La notion de rareté a également évolué. Auparavant, elle désignait un déséquilibre temporaire du marché pour un modèle populaire. Aujourd’hui, les consommateurs comprennent plus profondément la rareté : ils recherchent la véritable rareté de production (quelques dizaines d’exemplaires par an) et la rareté technique (complications élevées, brevets uniques, finition manuelle extrême). Cela explique pourquoi les classiques historiques de Patek Philippe — ces pièces représentant le sommet de la technique horlogère — résistent et même progressent sur le marché secondaire. Elles ne sont pas portées par les spéculateurs mais par de véritables collectionneurs qui les considèrent comme des « artefacts horlogers » dignes d’être transmis de génération en génération.
La transparence de l’information accélère cette mutation. Les consommateurs peuvent aujourd’hui connaître en temps réel les prix du marché secondaire, le niveau de savoir-faire, les coûts d’entretien et même le parcours personnel d’un horloger — le tout en quelques minutes sur les réseaux sociaux. L’asymétrie d’information s’effondre, et avec elle la marge de manœuvre marketing des marques.

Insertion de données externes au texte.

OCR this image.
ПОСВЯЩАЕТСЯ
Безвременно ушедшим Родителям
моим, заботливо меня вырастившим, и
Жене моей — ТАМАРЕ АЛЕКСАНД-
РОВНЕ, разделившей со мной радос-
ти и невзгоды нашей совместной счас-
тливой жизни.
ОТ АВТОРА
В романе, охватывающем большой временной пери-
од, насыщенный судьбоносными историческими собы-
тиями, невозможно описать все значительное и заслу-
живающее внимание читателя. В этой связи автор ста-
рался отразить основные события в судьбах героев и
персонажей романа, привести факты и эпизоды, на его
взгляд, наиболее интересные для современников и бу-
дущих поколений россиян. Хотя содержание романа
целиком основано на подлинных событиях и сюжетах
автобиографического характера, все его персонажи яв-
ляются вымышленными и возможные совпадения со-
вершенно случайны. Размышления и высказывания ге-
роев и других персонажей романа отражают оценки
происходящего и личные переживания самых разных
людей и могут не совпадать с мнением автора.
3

Les marques les plus menacées sont celles du milieu de gamme — celles qui n’ont ni la barrière de marque de Rolex ou Patek Philippe, ni la capacité de narration d’un horloger indépendant. Le noyau des horlogers indépendants continuera de croître — avec le risque d’une nouvelle « bulle » spéculative à surveiller. Les grandes marques seront contraintes de s’adapter : Patek Philippe renforce son contrôle sur les détaillants indépendants et sa stratégie d’éditions limitées, tandis que Rolex développe son programme de certification Certified Pre-Owned. Mais cette régulation « par le haut » pourra-t-elle contrer la mutation des valeurs « par le bas » ? La réponse est encore incertaine.